Choosing number of epochs for a stacked encoder decoder model

performance

(Jeffrey Michael) #1

I’m training an encoder-decoder model on an English to Japanese dataset. The observed results depict that the baseline model (1 layer encoder, 1 layer decoder, 12 epochs) is better in terms of training accuracy than the model with 2 layered encoder and 3 layered decoder at epoch 12. Isn’t more layers supposed overfit and increase the training accuracy. Or is there an empirical rule for choosing epoch value for a specific set of encoder decoder layers?


(Guillaume Klein) #2

Hello,

How many training data did you use?


(Jeffrey Michael) #3

The training set’s of size 10000 sentences and validation is of 500 sentences.


(Guillaume Klein) #4

Bigger model means more parameters which require more iterations to be properly optimized. This implies more epoch or more data.

Note that 10,000 examples are not enough to train a NMT system (at least a decent one).
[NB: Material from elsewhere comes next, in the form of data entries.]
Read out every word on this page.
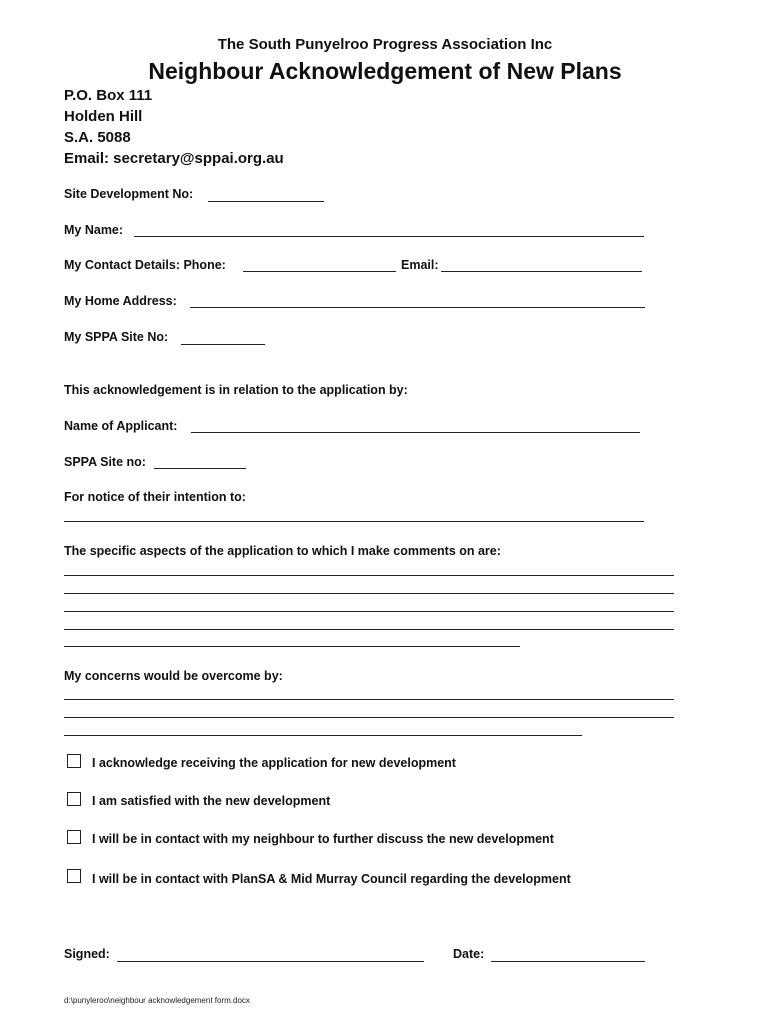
The South Punyelroo Progress Association Inc
Neighbour Acknowledgement of New Plans
P.O. Box 111
Holden Hill
S.A. 5088
Email: secretary@sppai.org.au
Site Development No:
My Name:
My Contact Details: Phone:	Email:
My Home Address:
My SPPA Site No:
This acknowledgement is in relation to the application by:
Name of Applicant:
SPPA Site no:
For notice of their intention to:
The specific aspects of the application to which I make comments on are:
My concerns would be overcome by:
I acknowledge receiving the application for new development
I am satisfied with the new development
I will be in contact with my neighbour to further discuss the new development
I will be in contact with PlanSA & Mid Murray Council regarding the development
Signed:	Date:
d:\punyleroo\neighbour acknowledgement form.docx
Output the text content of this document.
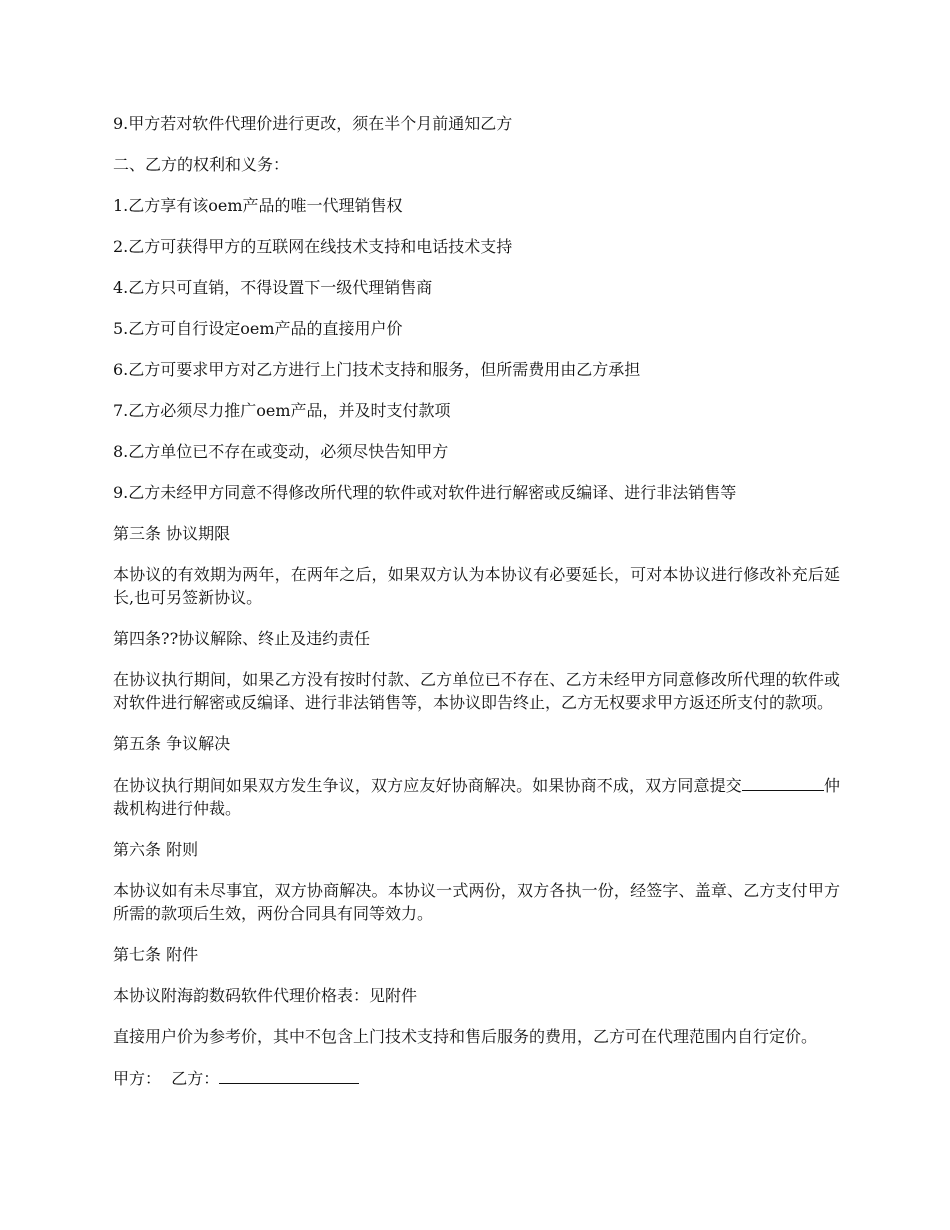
9.甲方若对软件代理价进行更改，须在半个月前通知乙方

二、乙方的权利和义务：

1.乙方享有该oem产品的唯一代理销售权

2.乙方可获得甲方的互联网在线技术支持和电话技术支持

4.乙方只可直销，不得设置下一级代理销售商

5.乙方可自行设定oem产品的直接用户价

6.乙方可要求甲方对乙方进行上门技术支持和服务，但所需费用由乙方承担

7.乙方必须尽力推广oem产品，并及时支付款项

8.乙方单位已不存在或变动，必须尽快告知甲方

9.乙方未经甲方同意不得修改所代理的软件或对软件进行解密或反编译、进行非法销售等

第三条 协议期限

本协议的有效期为两年，在两年之后，如果双方认为本协议有必要延长，可对本协议进行修改补充后延长,也可另签新协议。

第四条??协议解除、终止及违约责任

在协议执行期间，如果乙方没有按时付款、乙方单位已不存在、乙方未经甲方同意修改所代理的软件或对软件进行解密或反编译、进行非法销售等，本协议即告终止，乙方无权要求甲方返还所支付的款项。

第五条 争议解决

在协议执行期间如果双方发生争议，双方应友好协商解决。如果协商不成，双方同意提交	仲裁机构进行仲裁。

第六条 附则

本协议如有未尽事宜，双方协商解决。本协议一式两份，双方各执一份，经签字、盖章、乙方支付甲方所需的款项后生效，两份合同具有同等效力。

第七条 附件

本协议附海韵数码软件代理价格表：见附件

直接用户价为参考价，其中不包含上门技术支持和售后服务的费用，乙方可在代理范围内自行定价。

甲方： 乙方：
People usually work with 1M+ sentences.


(Jeffrey Michael) #5

Thanks for the reply. This is an academic assignment and that is the reason we are dealing with such a short corpus. Here, we are only studying the effects of multiple layers and their perplexity, BLEU on a training set.

Due to GPU constraints, I was looking for a range epoch values instead of tuning its value. Thanks again.